A heliopausa é a "barreira" invisível do Sistema Solar: a fronteira que protege a Terra do espaço interestelar
Graças às missões Voyager, compreendemos agora como o vento solar abranda, se transforma e, por fim, dá lugar ao meio interestelar, marcando o limite do domínio do Sol.

O Sol não só ilumina e aquece o Sistema Solar, proporcionando vida à Terra, como também nos envolve numa bolha invisível chamada heliosfera, uma região dominada pelo vento solar — um fluxo contínuo de partículas carregadas que se expande em todas as direções a partir da atmosfera solar.
À medida que este vento se afasta do Sol, transporta o campo magnético solar e interage com planetas, cometas e poeira. No entanto, esta influência não é infinita, pois existe um limite onde outras estrelas começam a exercer uma pressão comparável.
Esta transição não ocorre abruptamente, mas sim através de regiões bem definidas onde o vento solar perde progressivamente velocidade e energia, pelo que compreender onde esta bolha termina é fundamental para compreender a relação entre o Sol e a galáxia.
Duas destas regiões são fundamentais, conhecidas como choque de terminação e heliopausa. Permitem-nos reconstruir a forma como o plasma solar interage com o meio interestelar local e a dinâmica do Sistema Solar à medida que este se move através do ambiente galáctico.
A zona onde o vento solar abranda
O choque de terminação é a região onde o vento solar deixa de viajar a velocidades supersónicas. Ao deparar-se com a resistência do meio interestelar, o fluxo abranda abruptamente, transformando parte da sua energia cinética em calor e turbulência.

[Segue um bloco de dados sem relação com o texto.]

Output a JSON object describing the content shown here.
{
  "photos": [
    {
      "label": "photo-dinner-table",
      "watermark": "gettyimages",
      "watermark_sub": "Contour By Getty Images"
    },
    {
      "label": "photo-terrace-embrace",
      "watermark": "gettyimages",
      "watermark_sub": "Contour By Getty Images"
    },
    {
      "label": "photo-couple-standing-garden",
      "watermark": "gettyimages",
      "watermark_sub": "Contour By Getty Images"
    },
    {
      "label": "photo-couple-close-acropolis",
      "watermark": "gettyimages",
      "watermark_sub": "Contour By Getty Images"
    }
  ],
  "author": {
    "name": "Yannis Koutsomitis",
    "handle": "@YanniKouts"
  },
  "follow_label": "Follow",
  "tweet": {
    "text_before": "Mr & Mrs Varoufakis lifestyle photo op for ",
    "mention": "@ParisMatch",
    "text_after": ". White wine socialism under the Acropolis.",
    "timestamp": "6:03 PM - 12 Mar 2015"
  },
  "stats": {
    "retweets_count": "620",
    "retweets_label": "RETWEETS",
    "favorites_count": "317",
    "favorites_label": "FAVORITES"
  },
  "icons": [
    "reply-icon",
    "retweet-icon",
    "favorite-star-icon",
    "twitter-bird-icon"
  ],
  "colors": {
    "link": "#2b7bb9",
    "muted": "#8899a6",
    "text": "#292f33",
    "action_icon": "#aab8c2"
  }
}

Nesta região, o plasma solar torna-se mais denso e caótico, e o campo magnético altera a sua configuração. Não se trata de uma parede sólida, mas sim de uma zona extensa onde as propriedades físicas do vento solar começam a mudar significativamente.
Antes de se obterem medições diretas, esta região era apenas um conceito teórico apoiado por modelos. Só quando conseguimos detetá-la diretamente é que se confirmou o comportamento dos fluxos de plasma em grande escala e a forma como a energia é distribuída nos limites do sistema.

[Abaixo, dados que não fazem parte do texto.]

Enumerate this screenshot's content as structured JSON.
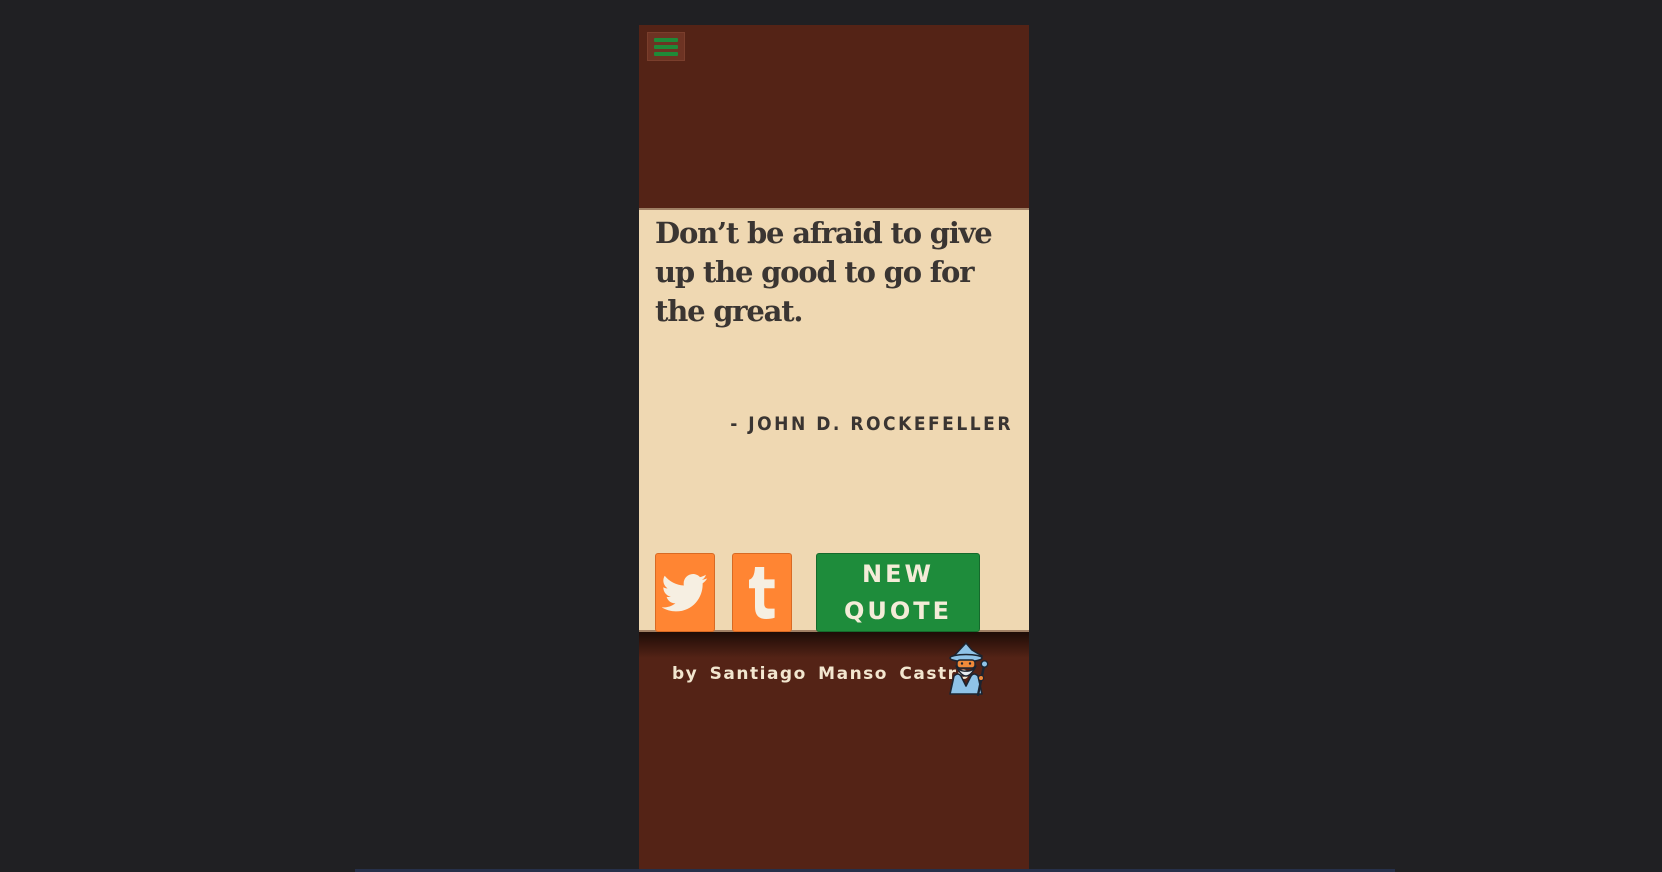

O estudo desta região revelou também que o choque não é perfeitamente esférico, uma vez que a sua distância em relação ao Sol varia consoante a direção. Isto é influenciado pelo movimento do Sistema Solar através da galáxia, bem como pela pressão exercida pelo campo magnético interestelar circundante.
A verdadeira fronteira do Sistema Solar
Para além do choque terminal encontra-se a heliopausa, a região onde a pressão do vento solar se equilibra com a do meio interestelar. Neste ponto, o plasma solar deixa de dominar e dá-se início a um ambiente controlado pela galáxia.
Ao atravessar a heliopausa, observa-se uma queda abrupta nas partículas de origem solar e um aumento nas partículas interestelares, uma mudança que confirma que se trata de uma verdadeira fronteira física e não apenas de uma fronteira teórica definida por modelos computacionais.

As medições indicam que o campo magnético para além da heliopausa é mais estável e, surpreendentemente, não altera drasticamente a sua orientação, sugerindo uma interação complexa entre os campos magnéticos solar e interestelar, mais suave do que inicialmente se esperava.
Uma coisa que aprendemos é que esta "fronteira" é dinâmica e responde à atividade solar, uma vez que a sua posição pode deslocar-se com os ciclos do Sol, expandindo-se ou contraindo-se. Isto mostra que a borda do Sistema Solar não é fixa, mas varia com uma cadência que depende das mudanças de humor da nossa estrela.
As missões Voyager: O legado de Sagan
As sondas Voyager 1 e Voyager 2 foram as primeiras a explorar diretamente estas regiões. Lançadas em 1977, atravessaram o choque terminal e a heliopausa em anos diferentes, fornecendo dados históricos sobre os limites do sistema solar.
Os seus instrumentos detetaram ondas de choque, alterações abruptas na densidade do plasma, tal como discutido anteriormente, bem como variações na intensidade dos campos magnéticos. Estes dados permitiram reconstruir a verdadeira estrutura da heliosfera e confirmar que a sua forma é assimétrica e distorcida.
Uma das descobertas mais importantes foi compreender que o espaço interestelar próximo não é uniforme, algo confirmado pela medição das diferenças nas partículas e nos campos ao longo das suas trajetórias, revelando um ambiente galáctico dinâmico que também interage continuamente com a bolha solar.
Graças a estas e outras missões, como a New Horizons, sabemos agora que o Sistema Solar não termina na órbita do último planeta. A sua fronteira é uma região ativa e complexa onde o Sol e a galáxia definem, em conjunto, a vizinhança cósmica em que vivemos.